If you've spent any time in trading forums, you've probably seen both terms used interchangeably. They're not the same. Confusing them is one of the most common mistakes I see Thai investors make — and it's not a small error. It changes what you buy, when you buy, and how you think about strength.
RSI: A Momentum Oscillator
RSI (Relative Strength Index) was created by J. Welles Wilder in 1978. It measures how fast a stock's price is moving — specifically, the ratio of average up-moves to average down-moves over a lookback period (usually 14 days).
The output is a number from 0 to 100. Above 70 is considered "overbought." Below 30 is "oversold."
Here's the key: RSI compares a stock against its own past price action. It's entirely self-referential. A stock that has doubled in a year can have an RSI of 40 if it's been drifting down lately. A stock that's collapsed 60% can have an RSI of 65 if it bounced sharply last week.
RSI tells you about recent momentum relative to itself.
RS Rating: A Market Rank
RS Rating (or Relative Strength Rating, as used in IBD / O'Neil methodology) is completely different. It measures how this stock has performed compared to every other stock in the market over the past 12 months (with recent performance weighted more heavily).
The output is a percentile from 1 to 99. An RS Rating of 80 means this stock has outperformed 80% of the market over the past year.
RS Rating tells you about relative performance vs the entire universe.
Why the Difference Matters
| RSI | RS Rating | |
|---|---|---|
| Compares to | Itself (own history) | All other stocks |
| Output | 0–100 oscillator | 1–99 percentile |
| "High" means | Overbought (caution signal for many) | Market leader (buy signal for IBD method) |
| What it finds | Momentum extremes | Relative winners |
The implications are opposite. A high RSI is treated as a warning by oscillator-based traders. A high RS Rating is a requirement for breakout systems — O'Neil required RS≥80 before considering a setup. So does our scanner.
A stock can have RSI=30 (looks "oversold," some traders buy) while having RS Rating=15 (a severe underperformer — not what you want). These signals point in completely different directions.
What We Actually Use
In our 20-year walk-forward test, adding RS Rating ≥ 80 as a filter lifted performance materially. Adding RSI thresholds did nothing useful — it created false signals or cut winners.
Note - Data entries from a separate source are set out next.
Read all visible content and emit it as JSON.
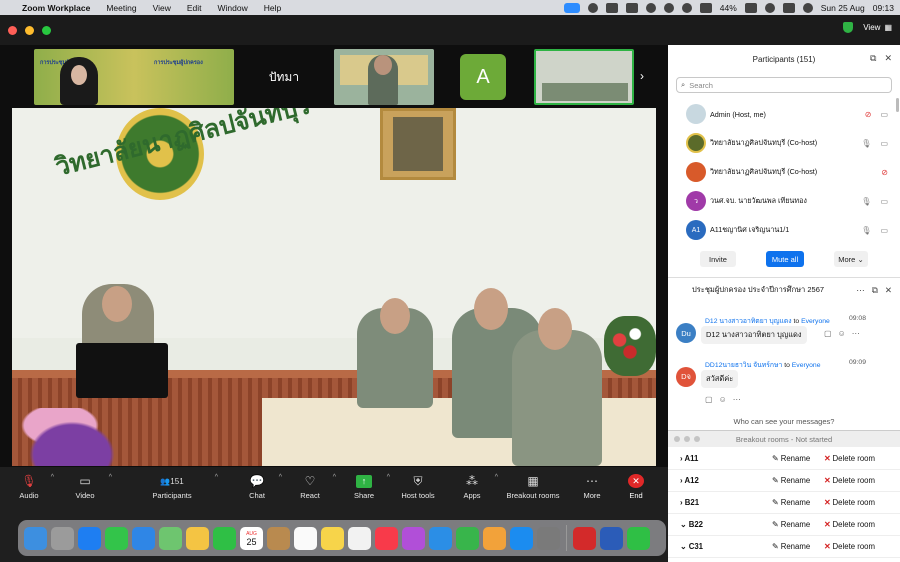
{
  "menubar": {
    "app": "Zoom Workplace",
    "items": [
      "Meeting",
      "View",
      "Edit",
      "Window",
      "Help"
    ],
    "battery": "44%",
    "date": "Sun 25 Aug",
    "time": "09:13"
  },
  "titlebar": {
    "view_label": "View"
  },
  "video_strip": {
    "tile1_labels": [
      "การประชุมผู้ปกครอง",
      "การประชุมผู้ปกครอง"
    ],
    "tile2_name": "ปัทมา",
    "tile4_initial": "A"
  },
  "main_video": {
    "wall_text": "วิทยาลัยนาฏศิลปจันทบุรี"
  },
  "toolbar": {
    "audio": "Audio",
    "video": "Video",
    "participants": "Participants",
    "participants_count": "151",
    "chat": "Chat",
    "react": "React",
    "share": "Share",
    "host_tools": "Host tools",
    "apps": "Apps",
    "breakout": "Breakout rooms",
    "more": "More",
    "end": "End"
  },
  "participants_panel": {
    "title": "Participants (151)",
    "search_placeholder": "Search",
    "rows": [
      {
        "name": "Admin (Host, me)",
        "avatar": "",
        "color": "#c8d8e0",
        "mic": "muted"
      },
      {
        "name": "วิทยาลัยนาฏศิลปจันทบุรี (Co-host)",
        "avatar": "",
        "color": "#5b6b2a",
        "mic": "on"
      },
      {
        "name": "วิทยาลัยนาฏศิลปจันทบุรี (Co-host)",
        "avatar": "",
        "color": "#d85a2a",
        "mic": "muted"
      },
      {
        "name": "วนศ.จบ. นายวัฒนพล เทียนทอง",
        "avatar": "ว",
        "color": "#a03aa8",
        "mic": "on"
      },
      {
        "name": "A11ชญานิศ เจริญนาน1/1",
        "avatar": "A1",
        "color": "#2a6bbf",
        "mic": "on"
      }
    ],
    "invite": "Invite",
    "mute_all": "Mute all",
    "more": "More"
  },
  "chat_panel": {
    "title": "ประชุมผู้ปกครอง ประจำปีการศึกษา 2567",
    "messages": [
      {
        "avatar": "Du",
        "color": "#3b7fc4",
        "sender": "D12 นางสาวอาทิตยา บุญแดง",
        "to": "to",
        "target": "Everyone",
        "time": "09:08",
        "text": "D12 นางสาวอาทิตยา บุญแดง"
      },
      {
        "avatar": "Dจ",
        "color": "#e0533a",
        "sender": "DD12นายธาวิน จันทร์กษา",
        "to": "to",
        "target": "Everyone",
        "time": "09:09",
        "text": "สวัสดีค่ะ"
      }
    ],
    "who_can_see": "Who can see your messages?"
  },
  "breakout_panel": {
    "title": "Breakout rooms - Not started",
    "rename": "Rename",
    "delete": "Delete room",
    "rooms": [
      "A11",
      "A12",
      "B21",
      "B22",
      "C31"
    ]
  },
  "dock": {
    "calendar_day": "25",
    "calendar_month": "AUG"
  }
}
Separately, we validated the RS Line slope — whether the RS Line (stock price ÷ a benchmark index) is rising. Combined with RS Rating ≥ 80, this catches stocks that are not only strong now but strengthening relative to the market. That's the hard gate in our scanner.
RSI never appears in our system. Not as a filter, not as an exit, not as confirmation. It's measuring the wrong thing for this approach.
The Practical Test
Next time you're analyzing a stock: - Is it beating the market over the past year, or just bouncing off recent lows? → RS Rating - Is it moving faster than its own recent average? → RSI
Both numbers can be useful, but they answer different questions. Mixing them up turns your analysis into noise.
Personal research. Not investment advice. All backtests subject to walk-forward validation — past results do not guarantee future performance.